A wall for buying and selling – what is it in cryptocurrencies?
What are Buy Walls and Sell Walls in Cryptocurrency Trading?
In cryptocurrency trading, buy walls and sell walls are indicative of the state of a coin. Traders can easily identify them by looking at the order book, which reflects the market depth and the number of current orders.
Buy Wall or Green Wall
A green wall occurs when there are more buy orders than sell orders. This indicates that the majority of participants want to acquire the cryptocurrency. The higher the wall, the more significant this indication becomes. It often leads to a substantial price increase, making it a useful indicator for traders.
Sell Wall or Red Wall
A sell wall occurs when there are more sell orders than buy orders for a cryptocurrency. Numerous traders are looking to sell the asset, indicating that its price is likely to decrease further. This can be a good signal to sell the coin and buy it back at a lower price. Sell walls can also be artificially created, similar to buy walls.
Real and Artificial Walls
Cryptocurrencies are a speculative market, so it is important to differentiate between the actions of genuine users and speculative whales. A large trader or a group of whales may create a wall of orders to prevent the price of an asset from rising or falling. Alternatively, they may intentionally provoke an increase or decrease in the price of a specific token.

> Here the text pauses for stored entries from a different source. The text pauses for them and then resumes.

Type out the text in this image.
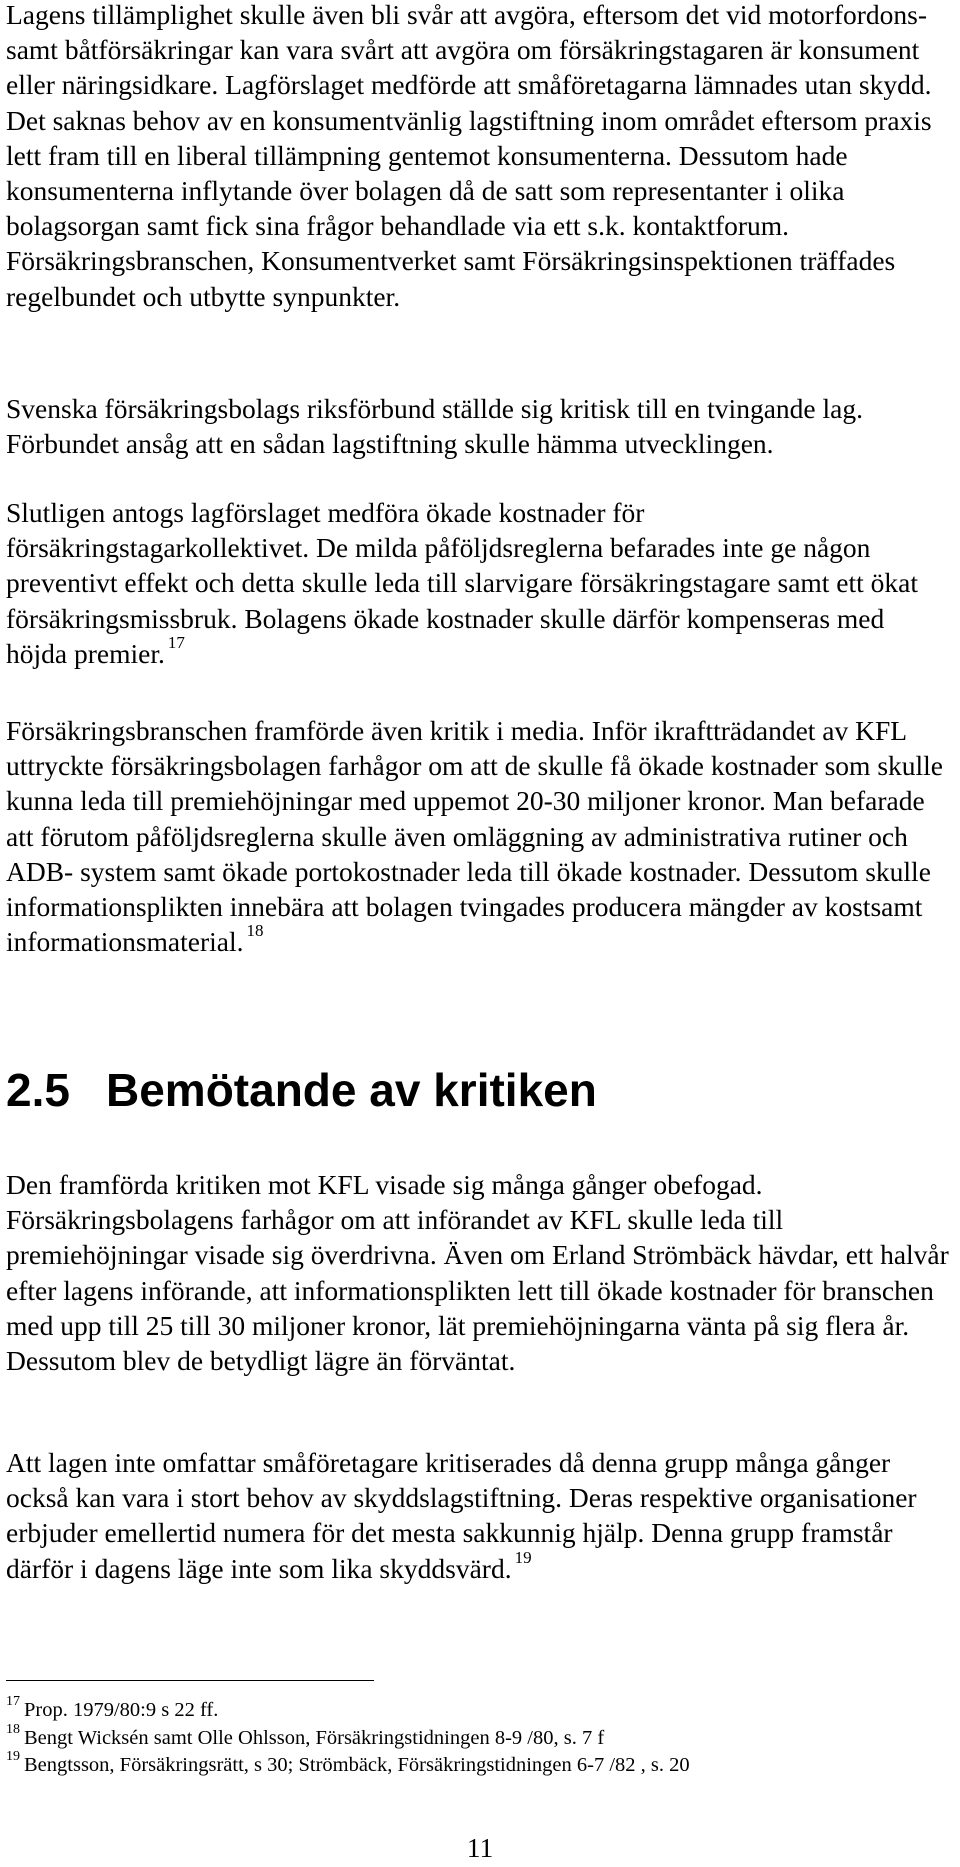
Lagens tillämplighet skulle även bli svår att avgöra, eftersom det vid motorfordons- samt båtförsäkringar kan vara svårt att avgöra om försäkringstagaren är konsument eller näringsidkare. Lagförslaget medförde att småföretagarna lämnades utan skydd. Det saknas behov av en konsumentvänlig lagstiftning inom området eftersom praxis lett fram till en liberal tillämpning gentemot konsumenterna. Dessutom hade konsumenterna inflytande över bolagen då de satt som representanter i olika bolagsorgan samt fick sina frågor behandlade via ett s.k. kontaktforum. Försäkringsbranschen, Konsumentverket samt Försäkringsinspektionen träffades regelbundet och utbytte synpunkter.

Svenska försäkringsbolags riksförbund ställde sig kritisk till en tvingande lag. Förbundet ansåg att en sådan lagstiftning skulle hämma utvecklingen.

Slutligen antogs lagförslaget medföra ökade kostnader för försäkringstagarkollektivet. De milda påföljdsreglerna befarades inte ge någon preventivt effekt och detta skulle leda till slarvigare försäkringstagare samt ett ökat försäkringsmissbruk. Bolagens ökade kostnader skulle därför kompenseras med höjda premier. $^{17}$

Försäkringsbranschen framförde även kritik i media. Inför ikraftträdandet av KFL uttryckte försäkringsbolagen farhågor om att de skulle få ökade kostnader som skulle kunna leda till premiehöjningar med uppemot 20-30 miljoner kronor. Man befarade att förutom påföljdsreglerna skulle även omläggning av administrativa rutiner och ADB- system samt ökade portokostnader leda till ökade kostnader. Dessutom skulle informationsplikten innebära att bolagen tvingades producera mängder av kostsamt informationsmaterial. $^{18}$

2.5 Bemötande av kritiken

Den framförda kritiken mot KFL visade sig många gånger obefogad. Försäkringsbolagens farhågor om att införandet av KFL skulle leda till premiehöjningar visade sig överdrivna. Även om Erland Strömbäck hävdar, ett halvår efter lagens införande, att informationsplikten lett till ökade kostnader för branschen med upp till 25 till 30 miljoner kronor, lät premiehöjningarna vänta på sig flera år. Dessutom blev de betydligt lägre än förväntat.

Att lagen inte omfattar småföretagare kritiserades då denna grupp många gånger också kan vara i stort behov av skyddslagstiftning. Deras respektive organisationer erbjuder emellertid numera för det mesta sakkunnig hjälp. Denna grupp framstår därför i dagens läge inte som lika skyddsvärd. $^{19}$

$^{17}$ Prop. 1979/80:9 s 22 ff.
$^{18}$ Bengt Wicksén samt Olle Ohlsson, Försäkringstidningen 8-9 /80, s. 7 f
$^{19}$ Bengtsson, Försäkringsrätt, s 30; Strömbäck, Försäkringstidningen 6-7 /82 , s. 20
11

It is possible to determine the origin of a wall:
- Pay attention to the order book as the wall may appear and disappear quickly when whales influence the market and make a profit.
- If the wall remains in the order book for a long time, it indicates that a genuine trader is patiently waiting for their order to be executed.
The ability to recognize an artificial wall is an important skill because such a wall can trigger fear of missing out (FOMO) and lead ordinary traders to financial losses.